The story “The Mission” is based on an Old English poem called “The Wanderer”  and tells of a soldier who loses his commander in battle. “The Eulogy,” told from the perspective of a mother, follows her son’s life from birth to his death as a soldier. 

Her stories about the nighttime comprise a framed narrative. “With a framed narrative, you kind of go in and out, and you zoom in, zoom out,” she explained.

Daigle’s short stories about difficult topics center around some of the fissures that have made their way through the fabric of American society. Her hope is that her stories will give the readers new perspectives to consider.

“In the end, you’re my brother and I’m your sister,” Daigle said. “Genetically, we’re on the same side. It doesn’t matter what skin color we are. It doesn’t matter what our background is. It doesn’t matter where we’ve been or where we will go. We’re all human.” 

One of the stories in this category is about two boys, one white and one black, who are friends as children but who grow apart as they get older. She explained that children are born without prejudice, judgment or hate in their hearts, but are taught it as they grow older.

Her tales concerning the power of words were inspired by personal experiences that instilled in her the force of language and interpersonal communication. “If you say something it can change someone’s life. Words do have power,” she said. “I try to smile at everyone that I pass by, just because I know sometimes it’s that smile that can make them think, ‘There’s someone who cares enough to smile at me.’”

The stories about mental health in the collection arose from her perception of how mental health  is undervalued and misunderstood.
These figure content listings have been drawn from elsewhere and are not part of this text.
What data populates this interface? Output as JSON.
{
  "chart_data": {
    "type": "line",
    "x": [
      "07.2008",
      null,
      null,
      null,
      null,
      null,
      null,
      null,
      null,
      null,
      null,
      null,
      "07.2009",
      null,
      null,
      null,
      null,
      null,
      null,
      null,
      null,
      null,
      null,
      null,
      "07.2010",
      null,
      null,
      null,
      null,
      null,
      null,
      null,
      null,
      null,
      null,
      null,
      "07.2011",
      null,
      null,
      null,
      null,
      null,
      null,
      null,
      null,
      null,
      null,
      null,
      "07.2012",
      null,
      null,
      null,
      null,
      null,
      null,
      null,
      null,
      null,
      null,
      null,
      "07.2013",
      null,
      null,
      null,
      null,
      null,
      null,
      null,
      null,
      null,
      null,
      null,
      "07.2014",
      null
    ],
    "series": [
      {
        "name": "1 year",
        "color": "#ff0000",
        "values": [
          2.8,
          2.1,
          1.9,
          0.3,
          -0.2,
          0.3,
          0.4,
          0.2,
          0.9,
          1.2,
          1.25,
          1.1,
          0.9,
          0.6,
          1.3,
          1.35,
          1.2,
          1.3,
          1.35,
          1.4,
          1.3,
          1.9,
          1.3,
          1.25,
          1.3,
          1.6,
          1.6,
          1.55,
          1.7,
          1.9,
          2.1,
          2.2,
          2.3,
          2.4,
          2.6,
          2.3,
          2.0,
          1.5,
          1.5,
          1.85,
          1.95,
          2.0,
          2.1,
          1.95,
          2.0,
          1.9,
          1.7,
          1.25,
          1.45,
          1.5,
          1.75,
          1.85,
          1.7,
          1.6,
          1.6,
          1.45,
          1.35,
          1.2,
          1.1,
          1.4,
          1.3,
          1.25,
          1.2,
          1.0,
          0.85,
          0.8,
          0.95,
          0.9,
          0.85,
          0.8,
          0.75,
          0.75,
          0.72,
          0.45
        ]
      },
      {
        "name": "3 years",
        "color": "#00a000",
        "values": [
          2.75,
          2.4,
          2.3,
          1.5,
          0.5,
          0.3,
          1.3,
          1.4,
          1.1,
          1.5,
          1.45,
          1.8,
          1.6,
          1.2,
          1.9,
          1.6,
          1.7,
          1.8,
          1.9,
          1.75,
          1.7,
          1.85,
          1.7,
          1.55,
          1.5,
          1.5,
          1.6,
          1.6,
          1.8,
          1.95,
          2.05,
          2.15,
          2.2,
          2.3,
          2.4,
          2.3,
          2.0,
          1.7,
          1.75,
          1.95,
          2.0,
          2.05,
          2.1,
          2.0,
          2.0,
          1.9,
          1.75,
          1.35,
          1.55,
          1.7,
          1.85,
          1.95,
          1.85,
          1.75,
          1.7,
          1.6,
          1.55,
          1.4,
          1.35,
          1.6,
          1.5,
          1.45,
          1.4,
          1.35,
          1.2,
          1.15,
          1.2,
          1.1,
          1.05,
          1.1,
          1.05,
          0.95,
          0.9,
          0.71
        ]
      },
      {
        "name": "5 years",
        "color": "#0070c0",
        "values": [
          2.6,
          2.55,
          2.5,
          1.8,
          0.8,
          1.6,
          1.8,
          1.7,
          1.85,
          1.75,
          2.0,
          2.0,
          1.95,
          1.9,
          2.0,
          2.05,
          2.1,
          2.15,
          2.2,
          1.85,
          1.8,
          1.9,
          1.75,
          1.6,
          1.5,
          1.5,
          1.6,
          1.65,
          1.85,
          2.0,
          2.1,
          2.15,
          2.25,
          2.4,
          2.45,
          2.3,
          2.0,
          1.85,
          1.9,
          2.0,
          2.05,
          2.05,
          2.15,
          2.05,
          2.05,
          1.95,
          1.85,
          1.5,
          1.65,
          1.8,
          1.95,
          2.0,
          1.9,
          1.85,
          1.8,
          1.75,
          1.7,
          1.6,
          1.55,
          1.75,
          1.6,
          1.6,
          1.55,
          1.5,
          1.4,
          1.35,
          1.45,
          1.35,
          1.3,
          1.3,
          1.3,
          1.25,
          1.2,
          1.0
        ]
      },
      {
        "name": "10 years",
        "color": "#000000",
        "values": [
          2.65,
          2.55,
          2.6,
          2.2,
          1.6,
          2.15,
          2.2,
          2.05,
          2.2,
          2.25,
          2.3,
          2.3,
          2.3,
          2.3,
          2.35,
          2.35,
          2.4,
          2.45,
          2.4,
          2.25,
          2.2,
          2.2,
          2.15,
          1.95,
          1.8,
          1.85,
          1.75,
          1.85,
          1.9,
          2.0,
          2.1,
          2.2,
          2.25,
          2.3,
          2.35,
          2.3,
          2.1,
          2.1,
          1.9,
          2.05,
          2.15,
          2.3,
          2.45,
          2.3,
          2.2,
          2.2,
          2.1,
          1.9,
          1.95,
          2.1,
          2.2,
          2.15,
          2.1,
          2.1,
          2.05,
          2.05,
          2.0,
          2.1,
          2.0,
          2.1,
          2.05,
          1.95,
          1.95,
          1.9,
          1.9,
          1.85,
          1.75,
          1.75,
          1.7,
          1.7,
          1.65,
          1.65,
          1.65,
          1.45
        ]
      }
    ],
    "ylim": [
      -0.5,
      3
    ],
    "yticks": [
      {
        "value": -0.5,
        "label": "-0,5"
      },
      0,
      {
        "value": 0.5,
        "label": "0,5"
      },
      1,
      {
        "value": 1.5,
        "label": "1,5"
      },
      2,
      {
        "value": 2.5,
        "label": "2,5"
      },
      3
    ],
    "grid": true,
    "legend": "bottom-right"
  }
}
“I think it’s important to know that it’s okay,” Daigle said. “It’s okay to ask for help. There’s not something wrong with you if you go to therapy. It’s okay to be on medication. It’s nothing to be ashamed of, as long as you’re not running. Because if you run, your problems will always find you. Everyone goes through tough times, but also everyone can get out of them.” 
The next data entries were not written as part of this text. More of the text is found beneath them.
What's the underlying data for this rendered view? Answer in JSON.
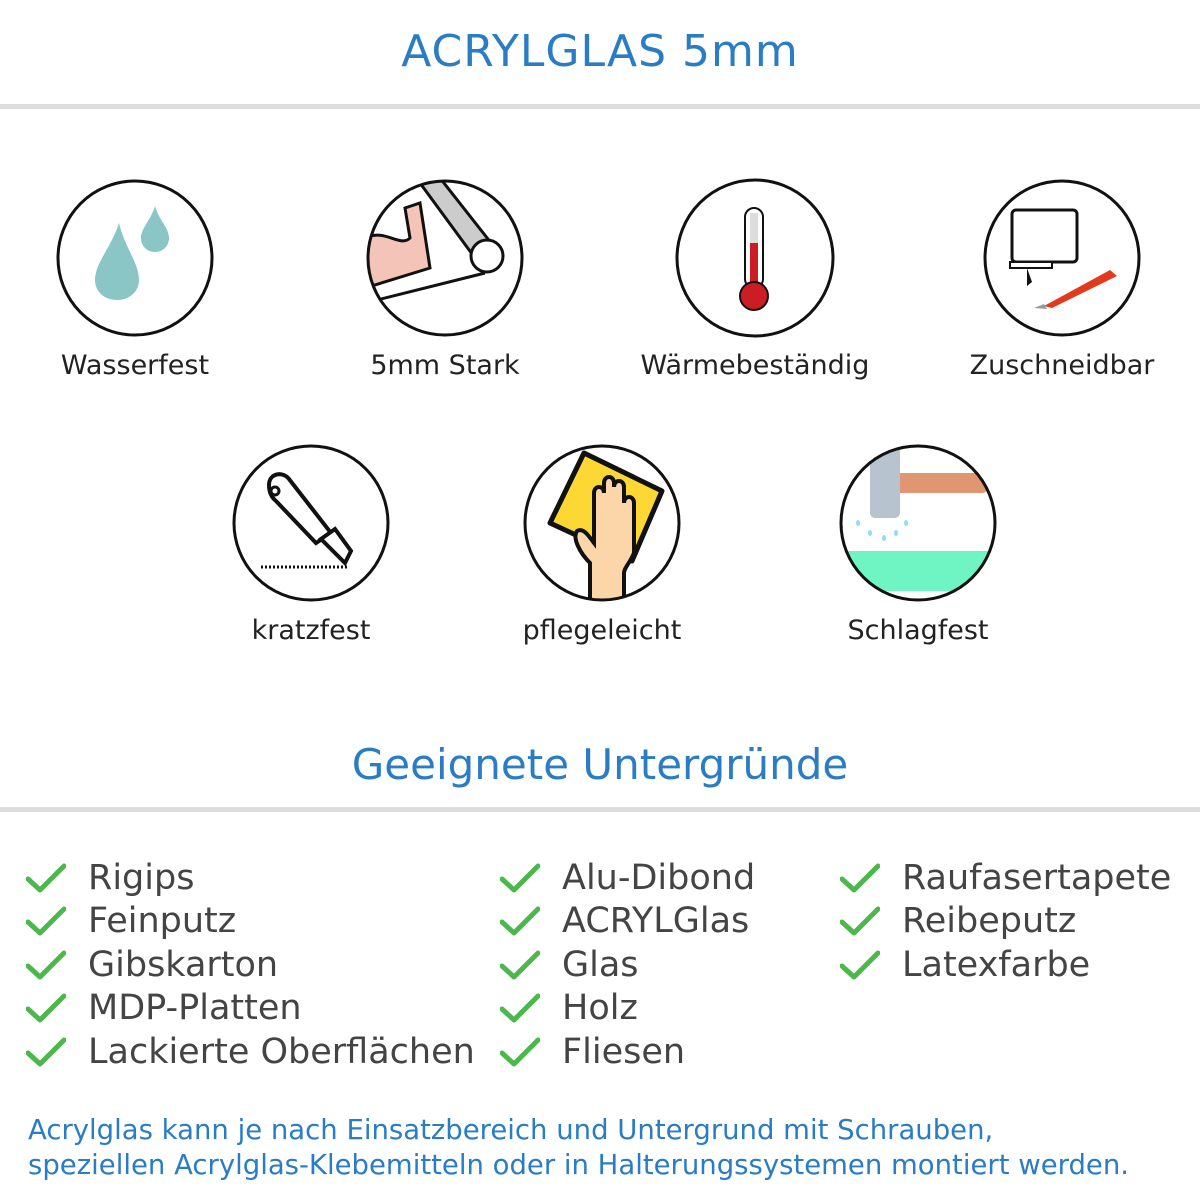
{
  "header": {
    "title": "ACRYLGLAS 5mm"
  },
  "features": [
    {
      "label": "Wasserfest",
      "icon": "water-drops-icon"
    },
    {
      "label": "5mm Stark",
      "icon": "strong-arm-icon"
    },
    {
      "label": "Wärmebeständig",
      "icon": "thermometer-icon"
    },
    {
      "label": "Zuschneidbar",
      "icon": "jigsaw-cutter-icon"
    },
    {
      "label": "kratzfest",
      "icon": "utility-knife-icon"
    },
    {
      "label": "pflegeleicht",
      "icon": "hand-cloth-icon"
    },
    {
      "label": "Schlagfest",
      "icon": "hammer-icon"
    }
  ],
  "surfaces": {
    "title": "Geeignete Untergründe",
    "columns": [
      [
        "Rigips",
        "Feinputz",
        "Gibskarton",
        "MDP-Platten",
        "Lackierte Oberflächen"
      ],
      [
        "Alu-Dibond",
        "ACRYLGlas",
        "Glas",
        "Holz",
        "Fliesen"
      ],
      [
        "Raufasertapete",
        "Reibeputz",
        "Latexfarbe"
      ]
    ],
    "check_color": "#4cb84c"
  },
  "footer": {
    "line1": "Acrylglas kann je nach Einsatzbereich und Untergrund mit Schrauben,",
    "line2": "speziellen Acrylglas-Klebemitteln oder in Halterungssystemen montiert werden."
  },
  "colors": {
    "accent": "#2a7cc4",
    "text": "#444444"
  }
}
Daigle hopes readers leave her stories with feelings of humility, understanding and community. She hopes they see their own struggles in the struggles of the characters in the fiction; Daigle seeks to unite and make a difference. 
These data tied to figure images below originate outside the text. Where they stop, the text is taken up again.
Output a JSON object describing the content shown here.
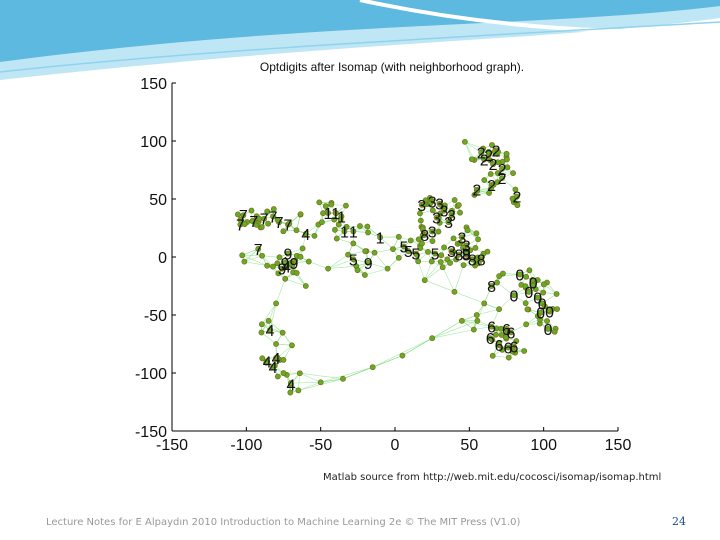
{
  "slide": {
    "source_note": "Matlab source from http://web.mit.edu/cocosci/isomap/isomap.html",
    "footer": "Lecture Notes for E Alpaydın 2010 Introduction to Machine Learning 2e © The MIT Press (V1.0)",
    "page_number": "24",
    "colors": {
      "header_light": "#bfe6f5",
      "header_mid": "#7fcbe8",
      "header_dark": "#3fa9d6"
    }
  },
  "chart_data": {
    "type": "scatter",
    "title": "Optdigits after Isomap (with neighborhood graph).",
    "xlabel": "",
    "ylabel": "",
    "xlim": [
      -150,
      150
    ],
    "ylim": [
      -150,
      150
    ],
    "x_ticks": [
      "-150",
      "-100",
      "-50",
      "0",
      "50",
      "100",
      "150"
    ],
    "y_ticks": [
      "150",
      "100",
      "50",
      "0",
      "-50",
      "-100",
      "-150"
    ],
    "grid": false,
    "legend": "none",
    "colors": {
      "point": "#5fae24",
      "point_edge": "#8a5a1a",
      "edge": "#7fe07f"
    },
    "labeled_points": [
      {
        "label": "2",
        "x": 58,
        "y": 90
      },
      {
        "label": "2",
        "x": 63,
        "y": 88
      },
      {
        "label": "2",
        "x": 68,
        "y": 92
      },
      {
        "label": "2",
        "x": 60,
        "y": 84
      },
      {
        "label": "2",
        "x": 66,
        "y": 80
      },
      {
        "label": "2",
        "x": 72,
        "y": 76
      },
      {
        "label": "2",
        "x": 55,
        "y": 58
      },
      {
        "label": "2",
        "x": 65,
        "y": 62
      },
      {
        "label": "2",
        "x": 72,
        "y": 68
      },
      {
        "label": "2",
        "x": 82,
        "y": 52
      },
      {
        "label": "7",
        "x": -102,
        "y": 36
      },
      {
        "label": "7",
        "x": -104,
        "y": 28
      },
      {
        "label": "7",
        "x": -95,
        "y": 31
      },
      {
        "label": "7",
        "x": -88,
        "y": 33
      },
      {
        "label": "7",
        "x": -82,
        "y": 35
      },
      {
        "label": "7",
        "x": -78,
        "y": 30
      },
      {
        "label": "7",
        "x": -72,
        "y": 28
      },
      {
        "label": "7",
        "x": -92,
        "y": 7
      },
      {
        "label": "1",
        "x": -45,
        "y": 38
      },
      {
        "label": "1",
        "x": -40,
        "y": 38
      },
      {
        "label": "1",
        "x": -36,
        "y": 35
      },
      {
        "label": "1",
        "x": -34,
        "y": 22
      },
      {
        "label": "1",
        "x": -28,
        "y": 22
      },
      {
        "label": "1",
        "x": -10,
        "y": 17
      },
      {
        "label": "4",
        "x": -60,
        "y": 20
      },
      {
        "label": "4",
        "x": -84,
        "y": -63
      },
      {
        "label": "4",
        "x": -86,
        "y": -90
      },
      {
        "label": "4",
        "x": -80,
        "y": -87
      },
      {
        "label": "4",
        "x": -82,
        "y": -95
      },
      {
        "label": "4",
        "x": -70,
        "y": -110
      },
      {
        "label": "3",
        "x": 18,
        "y": 45
      },
      {
        "label": "3",
        "x": 25,
        "y": 48
      },
      {
        "label": "3",
        "x": 30,
        "y": 46
      },
      {
        "label": "3",
        "x": 33,
        "y": 40
      },
      {
        "label": "3",
        "x": 38,
        "y": 36
      },
      {
        "label": "3",
        "x": 28,
        "y": 34
      },
      {
        "label": "3",
        "x": 36,
        "y": 30
      },
      {
        "label": "3",
        "x": 45,
        "y": 17
      },
      {
        "label": "3",
        "x": 48,
        "y": 10
      },
      {
        "label": "3",
        "x": 25,
        "y": 22
      },
      {
        "label": "3",
        "x": 38,
        "y": 5
      },
      {
        "label": "8",
        "x": 43,
        "y": 2
      },
      {
        "label": "8",
        "x": 48,
        "y": 2
      },
      {
        "label": "8",
        "x": 52,
        "y": -2
      },
      {
        "label": "8",
        "x": 58,
        "y": -2
      },
      {
        "label": "8",
        "x": 65,
        "y": -25
      },
      {
        "label": "8",
        "x": 20,
        "y": 19
      },
      {
        "label": "5",
        "x": 6,
        "y": 9
      },
      {
        "label": "5",
        "x": 9,
        "y": 5
      },
      {
        "label": "5",
        "x": 14,
        "y": 3
      },
      {
        "label": "5",
        "x": 27,
        "y": 3
      },
      {
        "label": "5",
        "x": -28,
        "y": -2
      },
      {
        "label": "9",
        "x": 48,
        "y": 3
      },
      {
        "label": "9",
        "x": -18,
        "y": -5
      },
      {
        "label": "9",
        "x": -72,
        "y": 3
      },
      {
        "label": "9",
        "x": -74,
        "y": -5
      },
      {
        "label": "9",
        "x": -68,
        "y": -5
      },
      {
        "label": "9",
        "x": -76,
        "y": -10
      },
      {
        "label": "4",
        "x": -73,
        "y": -8
      },
      {
        "label": "0",
        "x": 84,
        "y": -15
      },
      {
        "label": "0",
        "x": 93,
        "y": -22
      },
      {
        "label": "0",
        "x": 80,
        "y": -33
      },
      {
        "label": "0",
        "x": 96,
        "y": -35
      },
      {
        "label": "0",
        "x": 99,
        "y": -40
      },
      {
        "label": "0",
        "x": 104,
        "y": -47
      },
      {
        "label": "0",
        "x": 98,
        "y": -48
      },
      {
        "label": "0",
        "x": 103,
        "y": -62
      },
      {
        "label": "0",
        "x": 90,
        "y": -30
      },
      {
        "label": "6",
        "x": 65,
        "y": -60
      },
      {
        "label": "6",
        "x": 75,
        "y": -62
      },
      {
        "label": "6",
        "x": 78,
        "y": -65
      },
      {
        "label": "6",
        "x": 64,
        "y": -70
      },
      {
        "label": "6",
        "x": 70,
        "y": -76
      },
      {
        "label": "6",
        "x": 76,
        "y": -78
      },
      {
        "label": "6",
        "x": 80,
        "y": -77
      }
    ]
  }
}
As Daigle wraps up the years-long short story collection creation process along with her MTSU undergraduate career, she is glad she decided to come to Murfreesboro for college. 

Daigle credits her writing center tutor and MTSU faculty Dr. Rhonda McDaniel, Dr. Fred Arroyo and Dr. Gaylord Brewer among many others helping her navigate the process of writing and editing “Through a Different Eye”.  

“Dr. Arroyo changed my writing for the better, and Dr. McDaniel is one of the main influences and foundations in my education. I found my confidence in myself through her. She’s the one who changed my outlook on things,” Daigle said. 

Her advice to other students is to never stop learning and try new things. She encourages others to shoot for the stars despite the sometimes monotonous lifestyle students can get stuck in.

When the “Through a Different Eye” short story collection is published, Daigle believes readers will find she has given a lot of herself to the project. She said, “That’s all my writing is — it’s blood, sweat, tears, headaches, and lots of coffee and sugar.”